Simulation shows fierce contention among miners

In an equilibrium state, all lightning attacks should eventually be extracted by miners . (Note that they should also eventually steal all on-chain arbitrage and liquidation) . Ironically, this will be an important element in stopping lightning attacks, as it will prevent attacking hackers from discounting the theft. Maybe eventually the miners will start offering rewards for attacking the code in private, providing hackers with informer fees . Technically speaking, zero-knowledge authentication can be done without trust. (Is it strange to think so? )

This is still science fiction today. The miners apparently did not do this.

Why didn't they do that? There are countless reasons. First of all, it is difficult , requires a lot of work, EVM is difficult to simulate, and the risk is high. The existence of loopholes may cause loss of funds or solitary blocks, which will lead to verbal criticism. The entire mining pool will encounter a public relations crisis and may be listed as " Ethereum public enemy ". Under the current circumstances, if miners do this, they are more likely to bring more economic losses and loneliness than to get the money.

This is true at the moment, but this will not last long.

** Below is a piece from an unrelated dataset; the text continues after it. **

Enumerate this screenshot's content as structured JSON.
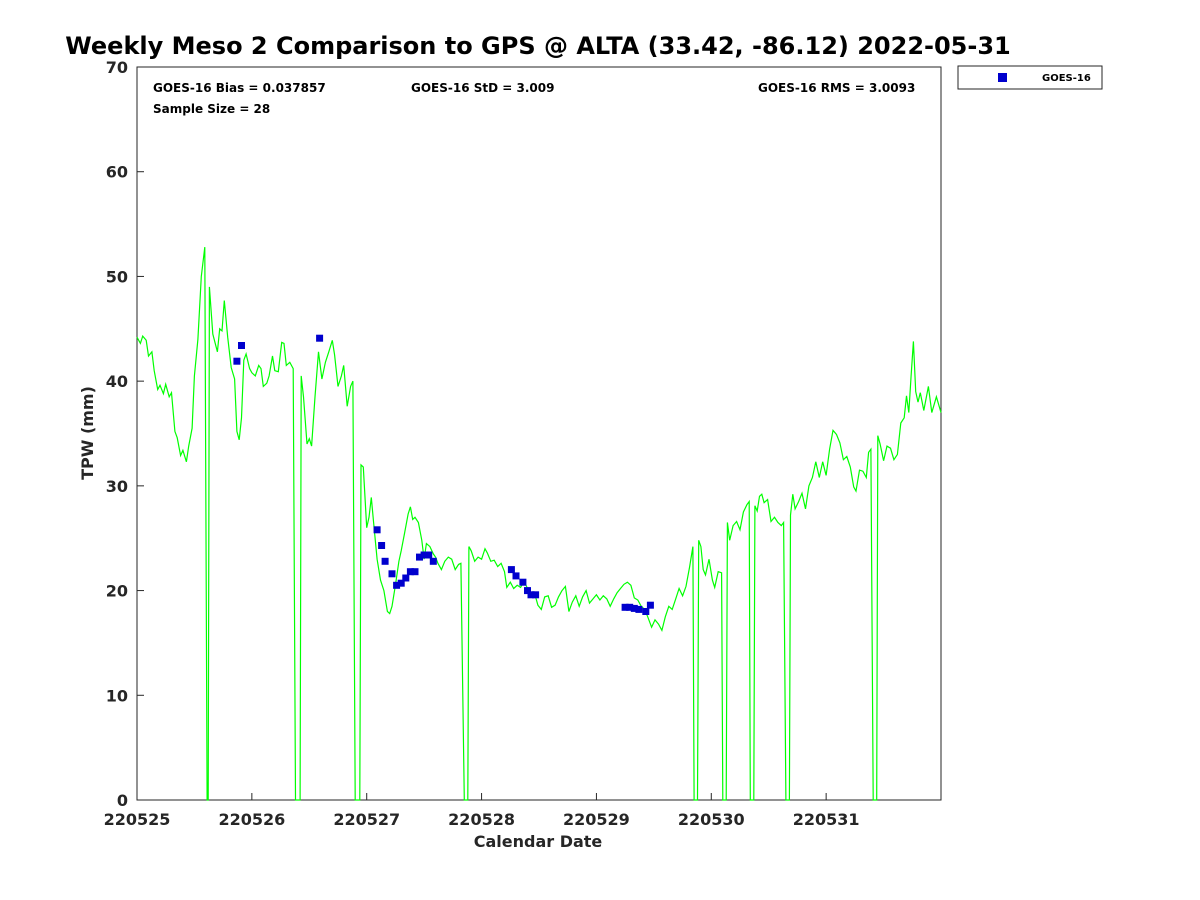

This has given Ethereum a new impetus to transition to Ethereum 2.0 as soon as possible. DeFi on Ethereum, while stunning and fascinating, is undoubtedly flawed. DeFi is unstable on the PoW chain because all high-value transactions are redistributed by miners (also known as time gangster attacks) .

For large-scale systems, what you need is immutability-miners cannot rewrite confirmed blocks. This will protect previous blocks from being reallocated. In addition, if the DeFi protocol exists on a separate Ethereum 2.0 shard, they will not be vulnerable to lightning attacks.

In my estimation, the lightning strike brought us a small but useful reminder that this is just a start. We do not yet have an excellent architecture to build the financial system of the future.

Lightning loans are now the new normal. Perhaps in the long run, all assets on Ethereum can be invested in Lightning Loans. All collateral held by the exchange, Uniswap's collateral, and maybe all ERC-20 standard tokens.

Who knows, it's just a few lines of code.